The Unreasonable Effectiveness of Open Science in AI: A Replication Study
Odd Erik Gundersen, Odd Cappelen, Martin Mølnå, Nicklas Grimstad Nilsen
TL;DR
This paper tackles the reproducibility crisis in AI by conducting a systematic replication of 30 highly cited AI studies, focusing on R3 (data) and R4 (code+data) reproducibility types. It employs structured code and data retrieval procedures and a 40-hour replication limit per study to assess replication feasibility, yielding 11 successful or partially successful replications out of 22 attempts. The key findings show an 86% repro success rate when both code and data are available, versus 33% with data alone, and highlight data documentation quality as a stronger predictor of success than code documentation. The work argues for stronger open-science norms and concrete replication artifacts, with implications for AI research practices and policy, including notable relevance to LLM evaluations where code and data may be proprietary.
Abstract
A reproducibility crisis has been reported in science, but the extent to which it affects AI research is not yet fully understood. Therefore, we performed a systematic replication study including 30 highly cited AI studies relying on original materials when available. In the end, eight articles were rejected because they required access to data or hardware that was practically impossible to acquire as part of the project.

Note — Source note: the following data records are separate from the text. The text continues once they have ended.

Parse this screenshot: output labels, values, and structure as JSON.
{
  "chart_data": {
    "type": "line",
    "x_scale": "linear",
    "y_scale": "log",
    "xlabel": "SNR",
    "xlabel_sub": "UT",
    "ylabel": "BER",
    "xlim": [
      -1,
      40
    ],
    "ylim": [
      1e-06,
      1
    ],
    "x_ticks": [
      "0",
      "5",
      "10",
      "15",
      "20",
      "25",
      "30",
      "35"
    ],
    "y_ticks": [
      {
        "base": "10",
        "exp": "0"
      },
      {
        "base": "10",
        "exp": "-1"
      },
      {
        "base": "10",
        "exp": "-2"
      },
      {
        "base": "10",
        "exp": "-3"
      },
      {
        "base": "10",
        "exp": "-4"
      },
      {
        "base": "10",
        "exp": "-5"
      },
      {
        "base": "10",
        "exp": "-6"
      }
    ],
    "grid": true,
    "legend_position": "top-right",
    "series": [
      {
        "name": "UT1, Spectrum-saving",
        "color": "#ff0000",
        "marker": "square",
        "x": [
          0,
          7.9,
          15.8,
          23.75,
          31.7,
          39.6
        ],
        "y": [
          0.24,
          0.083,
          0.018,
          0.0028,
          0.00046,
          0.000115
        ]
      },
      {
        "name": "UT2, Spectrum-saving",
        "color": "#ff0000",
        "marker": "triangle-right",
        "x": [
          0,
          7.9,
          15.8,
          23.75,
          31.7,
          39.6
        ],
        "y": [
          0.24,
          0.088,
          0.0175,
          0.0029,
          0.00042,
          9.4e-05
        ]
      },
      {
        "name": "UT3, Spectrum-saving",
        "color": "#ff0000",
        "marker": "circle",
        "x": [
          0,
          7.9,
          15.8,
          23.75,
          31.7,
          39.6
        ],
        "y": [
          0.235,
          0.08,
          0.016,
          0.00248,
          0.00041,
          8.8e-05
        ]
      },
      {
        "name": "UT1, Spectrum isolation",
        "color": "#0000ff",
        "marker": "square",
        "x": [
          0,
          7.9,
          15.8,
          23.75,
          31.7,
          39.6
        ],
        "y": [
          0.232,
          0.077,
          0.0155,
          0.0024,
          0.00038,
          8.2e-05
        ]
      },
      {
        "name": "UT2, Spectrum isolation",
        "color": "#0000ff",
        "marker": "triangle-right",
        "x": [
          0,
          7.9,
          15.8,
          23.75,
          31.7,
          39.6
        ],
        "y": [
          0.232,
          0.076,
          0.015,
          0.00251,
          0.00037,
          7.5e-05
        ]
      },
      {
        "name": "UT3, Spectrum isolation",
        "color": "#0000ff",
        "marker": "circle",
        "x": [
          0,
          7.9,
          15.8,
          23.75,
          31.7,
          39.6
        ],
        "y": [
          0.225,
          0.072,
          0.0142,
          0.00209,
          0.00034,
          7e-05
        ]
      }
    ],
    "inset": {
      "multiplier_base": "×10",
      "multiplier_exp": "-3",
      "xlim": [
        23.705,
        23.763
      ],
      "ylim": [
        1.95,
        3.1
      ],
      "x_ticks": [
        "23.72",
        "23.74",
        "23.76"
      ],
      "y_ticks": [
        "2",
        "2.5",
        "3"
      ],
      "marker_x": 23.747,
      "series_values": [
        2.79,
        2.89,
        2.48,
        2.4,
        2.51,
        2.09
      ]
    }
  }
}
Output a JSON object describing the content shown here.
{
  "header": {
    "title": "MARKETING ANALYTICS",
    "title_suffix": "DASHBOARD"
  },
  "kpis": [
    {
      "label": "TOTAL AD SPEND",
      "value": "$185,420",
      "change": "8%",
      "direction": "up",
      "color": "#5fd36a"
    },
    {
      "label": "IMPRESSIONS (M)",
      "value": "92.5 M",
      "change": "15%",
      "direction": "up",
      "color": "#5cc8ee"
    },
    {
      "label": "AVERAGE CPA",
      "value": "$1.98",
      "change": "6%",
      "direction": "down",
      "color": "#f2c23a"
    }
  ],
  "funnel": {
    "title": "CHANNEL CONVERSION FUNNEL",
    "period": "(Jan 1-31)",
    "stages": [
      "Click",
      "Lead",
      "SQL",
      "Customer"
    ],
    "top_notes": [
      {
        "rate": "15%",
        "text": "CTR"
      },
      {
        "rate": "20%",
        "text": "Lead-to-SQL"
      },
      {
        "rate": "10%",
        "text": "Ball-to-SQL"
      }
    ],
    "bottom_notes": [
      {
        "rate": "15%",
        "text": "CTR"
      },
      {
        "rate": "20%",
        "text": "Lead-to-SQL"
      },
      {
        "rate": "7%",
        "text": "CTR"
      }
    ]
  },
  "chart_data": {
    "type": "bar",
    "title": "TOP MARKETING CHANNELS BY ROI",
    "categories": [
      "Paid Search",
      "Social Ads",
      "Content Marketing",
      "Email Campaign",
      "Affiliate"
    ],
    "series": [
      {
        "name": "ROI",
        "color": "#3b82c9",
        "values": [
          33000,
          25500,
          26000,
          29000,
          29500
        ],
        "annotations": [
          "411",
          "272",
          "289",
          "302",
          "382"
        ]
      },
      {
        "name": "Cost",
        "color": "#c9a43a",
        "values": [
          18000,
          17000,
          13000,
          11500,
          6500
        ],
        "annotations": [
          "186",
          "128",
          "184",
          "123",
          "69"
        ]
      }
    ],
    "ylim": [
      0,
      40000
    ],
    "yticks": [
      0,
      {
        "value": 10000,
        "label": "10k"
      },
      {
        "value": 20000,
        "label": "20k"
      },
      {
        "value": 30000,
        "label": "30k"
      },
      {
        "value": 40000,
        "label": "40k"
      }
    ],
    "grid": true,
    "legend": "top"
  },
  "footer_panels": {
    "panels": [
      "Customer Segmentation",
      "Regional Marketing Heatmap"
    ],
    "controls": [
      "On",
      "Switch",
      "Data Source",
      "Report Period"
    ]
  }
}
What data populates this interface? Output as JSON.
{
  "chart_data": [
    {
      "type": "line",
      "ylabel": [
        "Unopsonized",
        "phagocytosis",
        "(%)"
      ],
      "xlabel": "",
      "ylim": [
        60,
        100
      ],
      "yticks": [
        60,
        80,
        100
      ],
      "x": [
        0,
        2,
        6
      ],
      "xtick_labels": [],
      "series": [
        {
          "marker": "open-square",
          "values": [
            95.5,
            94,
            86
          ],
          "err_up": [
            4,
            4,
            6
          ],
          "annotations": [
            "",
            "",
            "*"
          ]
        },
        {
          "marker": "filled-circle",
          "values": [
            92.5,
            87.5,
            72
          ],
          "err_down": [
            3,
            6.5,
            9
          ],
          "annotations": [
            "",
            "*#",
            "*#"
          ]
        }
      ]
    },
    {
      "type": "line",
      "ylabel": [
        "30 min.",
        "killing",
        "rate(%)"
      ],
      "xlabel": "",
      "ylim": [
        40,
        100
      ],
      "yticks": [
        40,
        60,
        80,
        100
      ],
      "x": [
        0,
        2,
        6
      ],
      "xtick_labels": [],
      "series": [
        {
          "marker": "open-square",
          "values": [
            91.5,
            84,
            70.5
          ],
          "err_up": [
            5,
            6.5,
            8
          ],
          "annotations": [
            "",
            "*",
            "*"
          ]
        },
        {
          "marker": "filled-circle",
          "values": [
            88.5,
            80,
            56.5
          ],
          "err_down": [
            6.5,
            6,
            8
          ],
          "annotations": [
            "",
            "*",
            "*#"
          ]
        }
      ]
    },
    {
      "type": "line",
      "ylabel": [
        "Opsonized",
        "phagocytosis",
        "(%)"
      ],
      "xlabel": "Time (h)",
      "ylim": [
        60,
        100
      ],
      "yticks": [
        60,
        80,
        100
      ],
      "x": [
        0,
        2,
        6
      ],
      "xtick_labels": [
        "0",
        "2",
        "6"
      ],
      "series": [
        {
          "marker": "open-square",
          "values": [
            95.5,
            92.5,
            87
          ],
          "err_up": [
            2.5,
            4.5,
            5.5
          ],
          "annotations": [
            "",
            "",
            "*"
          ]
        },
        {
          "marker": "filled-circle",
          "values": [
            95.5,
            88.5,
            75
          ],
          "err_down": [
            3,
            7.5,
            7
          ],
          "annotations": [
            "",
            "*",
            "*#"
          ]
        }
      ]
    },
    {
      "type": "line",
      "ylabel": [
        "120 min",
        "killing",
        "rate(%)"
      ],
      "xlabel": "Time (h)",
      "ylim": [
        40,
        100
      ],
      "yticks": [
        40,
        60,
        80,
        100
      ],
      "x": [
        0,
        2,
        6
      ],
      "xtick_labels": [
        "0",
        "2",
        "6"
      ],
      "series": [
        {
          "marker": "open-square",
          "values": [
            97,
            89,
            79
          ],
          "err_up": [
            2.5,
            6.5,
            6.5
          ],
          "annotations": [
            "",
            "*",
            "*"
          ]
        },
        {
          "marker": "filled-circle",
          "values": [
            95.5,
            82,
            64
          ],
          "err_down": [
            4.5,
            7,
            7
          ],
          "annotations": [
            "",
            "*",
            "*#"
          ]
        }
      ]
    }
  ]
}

Six articles were successfully reproduced, while five were partially reproduced. In total, 50% of the articles included was reproduced to some extent. The availability of code and data correlate strongly with reproducibility, as 86% of articles that shared code and data were fully or partly reproduced, while this was true for 33% of articles that shared only data. The quality of the data documentation correlates with successful replication. Poorly documented or miss-specified data will probably result in unsuccessful replication. Surprisingly, the quality of the code documentation does not correlate with successful replication. Whether the code is poorly documented, partially missing, or not versioned is not important for successful replication, as long as the code is shared. This study emphasizes the effectiveness of open science and the importance of properly documenting data work.